Apigenin may act as an anti-GC agent, which is demonstrated by its ability to modulate multiple cancer hallmarks in GC, including cell proliferation, apoptosis, migration, inflammation, and oxidative stress [42]. Reversing stomach precancerous lesions, particularly dysplasia, was safe and effective with one pack of Moluodan, a Chinese herbal medicine, taken three times a day for a year. Greater efficacy was observed when the dose was doubled [43].

By increasing the generation of reactive oxygen species (ROS) in the mitochondria, decreasing the potential of the mitochondrial membrane, and blocking the STAT3 pathway, asarinin causes apoptosis and slows the progression of gastric precancerous lesions [44]. The programmed cell death 4 (PDCD4)-autophagy related 5 (ATG5) signalling pathway may be regulated by the ethyl acetate extract of Celastrus orbiculatus to suppress autophagy in gastric epithelial cells, thereby reversing the progression of precancerous lesions in the GC [45].
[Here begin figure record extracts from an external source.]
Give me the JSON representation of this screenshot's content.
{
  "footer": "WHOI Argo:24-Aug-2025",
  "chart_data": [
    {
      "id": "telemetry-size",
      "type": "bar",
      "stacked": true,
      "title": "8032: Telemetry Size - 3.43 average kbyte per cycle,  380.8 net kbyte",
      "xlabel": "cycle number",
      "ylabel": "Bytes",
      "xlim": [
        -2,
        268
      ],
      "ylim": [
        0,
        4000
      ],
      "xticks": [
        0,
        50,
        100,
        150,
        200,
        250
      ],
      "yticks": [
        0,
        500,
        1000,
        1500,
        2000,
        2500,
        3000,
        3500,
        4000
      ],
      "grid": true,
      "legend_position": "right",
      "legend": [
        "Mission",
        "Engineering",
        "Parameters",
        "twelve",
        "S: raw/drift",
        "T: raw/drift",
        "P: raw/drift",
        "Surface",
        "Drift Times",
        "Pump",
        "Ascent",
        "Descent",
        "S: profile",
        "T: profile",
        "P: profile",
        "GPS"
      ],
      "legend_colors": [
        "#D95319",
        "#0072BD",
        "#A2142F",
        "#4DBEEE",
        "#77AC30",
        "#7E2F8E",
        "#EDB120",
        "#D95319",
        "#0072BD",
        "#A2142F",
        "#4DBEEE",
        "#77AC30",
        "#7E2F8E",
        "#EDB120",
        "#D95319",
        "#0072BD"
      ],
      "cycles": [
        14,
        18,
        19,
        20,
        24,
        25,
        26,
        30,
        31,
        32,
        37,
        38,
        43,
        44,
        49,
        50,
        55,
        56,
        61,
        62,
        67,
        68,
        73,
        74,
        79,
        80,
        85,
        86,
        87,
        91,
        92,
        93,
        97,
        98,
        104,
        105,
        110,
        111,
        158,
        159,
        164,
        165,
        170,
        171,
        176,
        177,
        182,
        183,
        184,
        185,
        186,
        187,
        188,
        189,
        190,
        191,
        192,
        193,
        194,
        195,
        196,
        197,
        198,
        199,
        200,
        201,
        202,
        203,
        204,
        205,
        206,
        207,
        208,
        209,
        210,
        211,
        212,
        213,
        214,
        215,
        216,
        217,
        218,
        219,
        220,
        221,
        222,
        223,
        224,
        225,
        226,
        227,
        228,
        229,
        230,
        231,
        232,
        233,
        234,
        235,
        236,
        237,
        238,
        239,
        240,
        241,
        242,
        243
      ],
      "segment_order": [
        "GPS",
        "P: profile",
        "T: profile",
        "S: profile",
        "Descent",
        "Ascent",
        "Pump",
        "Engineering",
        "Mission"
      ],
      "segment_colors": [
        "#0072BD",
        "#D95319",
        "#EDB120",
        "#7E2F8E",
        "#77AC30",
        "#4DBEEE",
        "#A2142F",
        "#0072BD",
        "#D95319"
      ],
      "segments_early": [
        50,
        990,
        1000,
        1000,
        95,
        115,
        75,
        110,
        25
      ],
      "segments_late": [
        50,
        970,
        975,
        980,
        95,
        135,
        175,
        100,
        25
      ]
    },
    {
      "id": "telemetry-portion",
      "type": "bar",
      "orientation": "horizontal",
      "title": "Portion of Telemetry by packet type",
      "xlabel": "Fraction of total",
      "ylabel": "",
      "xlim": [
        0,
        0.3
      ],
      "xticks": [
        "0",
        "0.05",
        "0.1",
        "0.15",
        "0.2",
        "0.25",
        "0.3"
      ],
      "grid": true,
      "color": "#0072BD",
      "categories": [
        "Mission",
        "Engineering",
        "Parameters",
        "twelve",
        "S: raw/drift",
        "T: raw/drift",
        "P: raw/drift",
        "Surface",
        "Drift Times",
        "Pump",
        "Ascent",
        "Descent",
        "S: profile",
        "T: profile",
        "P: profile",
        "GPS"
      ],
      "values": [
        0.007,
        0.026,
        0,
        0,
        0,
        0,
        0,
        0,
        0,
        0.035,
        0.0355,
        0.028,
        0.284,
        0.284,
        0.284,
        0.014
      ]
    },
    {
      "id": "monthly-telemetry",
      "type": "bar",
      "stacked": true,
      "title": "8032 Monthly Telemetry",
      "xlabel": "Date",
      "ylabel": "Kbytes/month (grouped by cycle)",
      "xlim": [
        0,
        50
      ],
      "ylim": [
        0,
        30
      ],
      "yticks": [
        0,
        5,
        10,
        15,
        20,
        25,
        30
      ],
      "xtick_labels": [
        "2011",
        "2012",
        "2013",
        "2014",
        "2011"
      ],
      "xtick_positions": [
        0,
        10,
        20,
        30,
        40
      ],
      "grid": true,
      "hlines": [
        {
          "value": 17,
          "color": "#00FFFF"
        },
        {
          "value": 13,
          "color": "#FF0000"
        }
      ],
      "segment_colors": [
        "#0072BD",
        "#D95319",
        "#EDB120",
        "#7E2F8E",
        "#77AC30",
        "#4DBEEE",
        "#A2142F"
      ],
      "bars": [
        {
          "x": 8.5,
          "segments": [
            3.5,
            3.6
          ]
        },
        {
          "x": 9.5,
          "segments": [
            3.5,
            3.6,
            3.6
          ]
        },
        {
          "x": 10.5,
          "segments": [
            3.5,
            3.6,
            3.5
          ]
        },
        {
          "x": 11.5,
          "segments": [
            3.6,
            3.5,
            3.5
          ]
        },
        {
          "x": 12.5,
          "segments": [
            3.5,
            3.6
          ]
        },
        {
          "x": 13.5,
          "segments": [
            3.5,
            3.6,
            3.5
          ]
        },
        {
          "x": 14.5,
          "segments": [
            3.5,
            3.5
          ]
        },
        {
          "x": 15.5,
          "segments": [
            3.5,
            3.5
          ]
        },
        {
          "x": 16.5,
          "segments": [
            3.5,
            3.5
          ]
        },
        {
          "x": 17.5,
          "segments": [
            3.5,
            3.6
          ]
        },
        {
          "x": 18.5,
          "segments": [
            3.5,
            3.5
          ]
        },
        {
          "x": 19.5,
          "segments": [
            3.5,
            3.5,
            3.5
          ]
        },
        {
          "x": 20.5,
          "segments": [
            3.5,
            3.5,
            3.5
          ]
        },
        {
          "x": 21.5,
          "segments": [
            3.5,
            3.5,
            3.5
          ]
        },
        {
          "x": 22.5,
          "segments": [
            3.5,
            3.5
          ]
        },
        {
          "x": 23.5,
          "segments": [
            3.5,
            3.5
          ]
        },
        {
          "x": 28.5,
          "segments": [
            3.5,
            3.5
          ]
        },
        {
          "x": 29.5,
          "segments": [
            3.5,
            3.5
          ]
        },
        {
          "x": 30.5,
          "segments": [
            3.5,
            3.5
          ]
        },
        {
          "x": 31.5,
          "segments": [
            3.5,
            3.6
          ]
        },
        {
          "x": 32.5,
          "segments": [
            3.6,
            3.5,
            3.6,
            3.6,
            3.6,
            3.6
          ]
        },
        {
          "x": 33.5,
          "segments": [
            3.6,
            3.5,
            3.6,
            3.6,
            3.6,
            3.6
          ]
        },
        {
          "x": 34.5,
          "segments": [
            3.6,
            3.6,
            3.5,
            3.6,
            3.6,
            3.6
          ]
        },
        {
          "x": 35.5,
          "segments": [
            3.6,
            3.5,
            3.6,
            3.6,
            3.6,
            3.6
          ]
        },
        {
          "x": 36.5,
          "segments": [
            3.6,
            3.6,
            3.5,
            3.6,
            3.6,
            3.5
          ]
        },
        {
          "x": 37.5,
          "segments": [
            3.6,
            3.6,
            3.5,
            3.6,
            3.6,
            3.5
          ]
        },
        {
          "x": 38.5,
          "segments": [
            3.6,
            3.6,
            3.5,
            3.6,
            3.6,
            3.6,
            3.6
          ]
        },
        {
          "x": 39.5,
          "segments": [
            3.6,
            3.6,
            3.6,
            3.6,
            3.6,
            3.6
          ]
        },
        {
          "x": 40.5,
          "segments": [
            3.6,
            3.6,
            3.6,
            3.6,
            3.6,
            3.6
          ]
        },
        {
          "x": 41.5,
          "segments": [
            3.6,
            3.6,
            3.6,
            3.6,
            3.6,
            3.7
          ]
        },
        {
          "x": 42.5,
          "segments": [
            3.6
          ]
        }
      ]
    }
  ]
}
Eremia multiocellata, in combination with cisplatin, successfully decreased the migratory and invasive capacity of the GC cell line MKN45/cisplatin DDP and triggered MKN45/DDP cell apoptosis, according to the results of both in vitro and in vivo investigations [46]. With a distinct aniline–indole fused moiety, anithiactin D [1], a novel member of the 2-phenylthiazole class of natural compounds, was isolated from the marine mudflat-derived actinomycete Streptomyces sp. 10A085. It is a strong inhibitor of cancer cell motility [47].

Furthermore, silver nanoparticles (AgNPs) produced from the extract of Caralluma pauciflora may be utilized to treat GC in humans [48]. Portulaca oleracea L. (POL) may be a viable new option for the management and prevention of digestive system malignancies associated with inflammation. POL has various chemical formulas that include organic acids, terpenoids, alkaloids, flavonoids, and other types of natural substances [49].